И тогда главы великих европейских держав смогли бы сосредоточиться на своих внутренних проблемах. Русские разобрались бы со своими стачками, англичане успокоили мятежных ирландских протестантов, французы уделили бы должное внимание суду над мадам Кайо, убившей редактора журнала «Фигаро» за публикацию любовных писем к ней ее мужа, министра финансов…

А Вальтер смог бы жениться на Мод.

Теперь это стало главной его целью. Чем больше он думал о предстоящих трудностях, тем более решительно стремился их преодолеть. После того как несколько дней он пытался примириться с безрадостным будущим без нее, он как никогда был уверен в своем желании жениться на Мод, и неважно, какую цену им обоим придется заплатить. Жадно следя за ходом дипломатической игры, которая велась на доске Европы, изучая каждый ход, он думал, как тот скажется в первую очередь на жизни его и Мод, а потом уже — на судьбах Германии и всего мира.

Этим вечером ему еще предстояло увидеться с Мод на обеде, а затем на балу у герцогини Суссекской. Он уже надел фрак и белую бабочку. Пора было идти. Но только он опустил крышку рояля, как раздался звонок в дверь, и слуга объявил о приходе графа Роберта фон Ульриха.

Роберт был мрачен. Это было его обычное состояние. Вальтер помнил его беспокойным и несчастным юношей еще со студенческих времен, когда они вместе жили в Вене. Чувства неудержимо влекли его к группе молодых людей, которых его научили считать испорченными.
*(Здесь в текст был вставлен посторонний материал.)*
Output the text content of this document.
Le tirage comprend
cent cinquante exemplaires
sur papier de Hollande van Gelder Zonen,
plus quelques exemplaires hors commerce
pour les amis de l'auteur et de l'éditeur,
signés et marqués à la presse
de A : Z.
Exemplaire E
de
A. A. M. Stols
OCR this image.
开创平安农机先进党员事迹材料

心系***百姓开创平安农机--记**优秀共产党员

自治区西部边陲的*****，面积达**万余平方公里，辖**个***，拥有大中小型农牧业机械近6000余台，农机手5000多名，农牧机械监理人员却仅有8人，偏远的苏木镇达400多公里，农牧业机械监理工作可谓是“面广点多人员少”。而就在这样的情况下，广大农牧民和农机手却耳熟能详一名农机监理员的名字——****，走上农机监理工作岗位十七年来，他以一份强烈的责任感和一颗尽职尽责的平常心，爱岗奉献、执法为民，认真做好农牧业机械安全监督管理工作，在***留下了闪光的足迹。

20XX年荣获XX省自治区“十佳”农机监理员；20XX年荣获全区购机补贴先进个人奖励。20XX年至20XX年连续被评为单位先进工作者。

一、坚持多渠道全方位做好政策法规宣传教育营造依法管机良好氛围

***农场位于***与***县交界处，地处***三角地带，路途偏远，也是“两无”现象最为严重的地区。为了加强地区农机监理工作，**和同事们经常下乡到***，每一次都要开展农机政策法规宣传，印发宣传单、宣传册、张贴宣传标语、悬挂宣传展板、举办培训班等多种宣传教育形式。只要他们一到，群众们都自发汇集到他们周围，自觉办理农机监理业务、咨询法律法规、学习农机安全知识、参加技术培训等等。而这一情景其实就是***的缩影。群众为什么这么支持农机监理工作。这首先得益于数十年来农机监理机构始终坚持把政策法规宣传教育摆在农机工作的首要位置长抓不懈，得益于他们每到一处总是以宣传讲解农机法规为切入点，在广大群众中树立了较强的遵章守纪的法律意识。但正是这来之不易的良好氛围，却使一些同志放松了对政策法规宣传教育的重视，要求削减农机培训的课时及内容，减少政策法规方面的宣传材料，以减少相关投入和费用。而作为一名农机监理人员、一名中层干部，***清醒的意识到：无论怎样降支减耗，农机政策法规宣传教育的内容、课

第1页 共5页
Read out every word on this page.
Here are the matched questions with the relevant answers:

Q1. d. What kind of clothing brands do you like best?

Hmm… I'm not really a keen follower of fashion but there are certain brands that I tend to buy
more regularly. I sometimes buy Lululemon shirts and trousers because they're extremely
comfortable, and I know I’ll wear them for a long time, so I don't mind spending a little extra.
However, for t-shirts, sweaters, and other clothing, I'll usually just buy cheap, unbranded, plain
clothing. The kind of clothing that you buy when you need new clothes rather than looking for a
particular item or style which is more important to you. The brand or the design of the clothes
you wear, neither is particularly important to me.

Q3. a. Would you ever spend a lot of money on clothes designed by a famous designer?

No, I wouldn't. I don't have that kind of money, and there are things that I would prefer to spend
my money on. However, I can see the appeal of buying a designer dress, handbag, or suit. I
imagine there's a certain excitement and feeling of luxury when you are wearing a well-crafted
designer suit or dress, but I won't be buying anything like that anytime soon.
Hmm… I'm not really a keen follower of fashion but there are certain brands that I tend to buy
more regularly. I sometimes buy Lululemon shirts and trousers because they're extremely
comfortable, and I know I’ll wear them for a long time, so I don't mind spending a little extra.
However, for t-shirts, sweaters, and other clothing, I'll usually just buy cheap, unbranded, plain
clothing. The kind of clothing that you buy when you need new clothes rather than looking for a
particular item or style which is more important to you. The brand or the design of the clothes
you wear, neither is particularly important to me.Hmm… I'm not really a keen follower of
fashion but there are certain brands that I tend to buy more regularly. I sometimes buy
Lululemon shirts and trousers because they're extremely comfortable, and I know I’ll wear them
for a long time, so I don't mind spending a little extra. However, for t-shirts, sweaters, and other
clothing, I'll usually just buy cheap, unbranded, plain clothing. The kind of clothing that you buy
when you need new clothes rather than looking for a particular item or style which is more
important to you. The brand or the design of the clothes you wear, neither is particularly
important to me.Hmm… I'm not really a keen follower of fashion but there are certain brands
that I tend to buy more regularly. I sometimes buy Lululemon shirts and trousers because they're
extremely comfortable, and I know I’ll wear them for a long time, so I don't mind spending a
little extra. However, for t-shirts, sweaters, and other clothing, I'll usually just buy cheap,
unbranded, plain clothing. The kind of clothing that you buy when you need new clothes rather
Потом однажды он вернулся домой, проведя вечер с такими же, как он сам — и у него на лице появилось выражение человека, чувствующего свою вину, но готового защищаться. Со временем он обнаружил, что гомосексуальность, как и неверность, официально осуждают, но терпят — во всяком случае, в высших сферах. И он принял свою природу.

Но сегодня Роберт был мрачен по другой причине.

— Я только что видел ноту императора, — едва войдя, сказал он. У Вальтера сильно забилось сердце.

— И что там? — спросил он с надеждой.

— Главное я выписал, — сказал Роберт, подавая ему листок.

— Ее уже доставили правительству Сербии?

— Да, в шесть часов по белградскому времени.

На листке было десять требований. Вальтер с облегчением увидел, что первые три выглядели именно так, как он себе представлял: Сербия должна закрыть либеральные газеты, разогнать секретное общество «Черная рука» и запретить националистическую пропаганду. Может быть, в Вене выиграли спор сторонники мирного урегулирования, с облегчением подумал он.

Четвертый пункт сперва показался ему справедливым: австрийцы требовали удалить с государственных постов националистов. Но этим дело не ограничивалось: они сами собирались предъявить список подлежащих увольнению.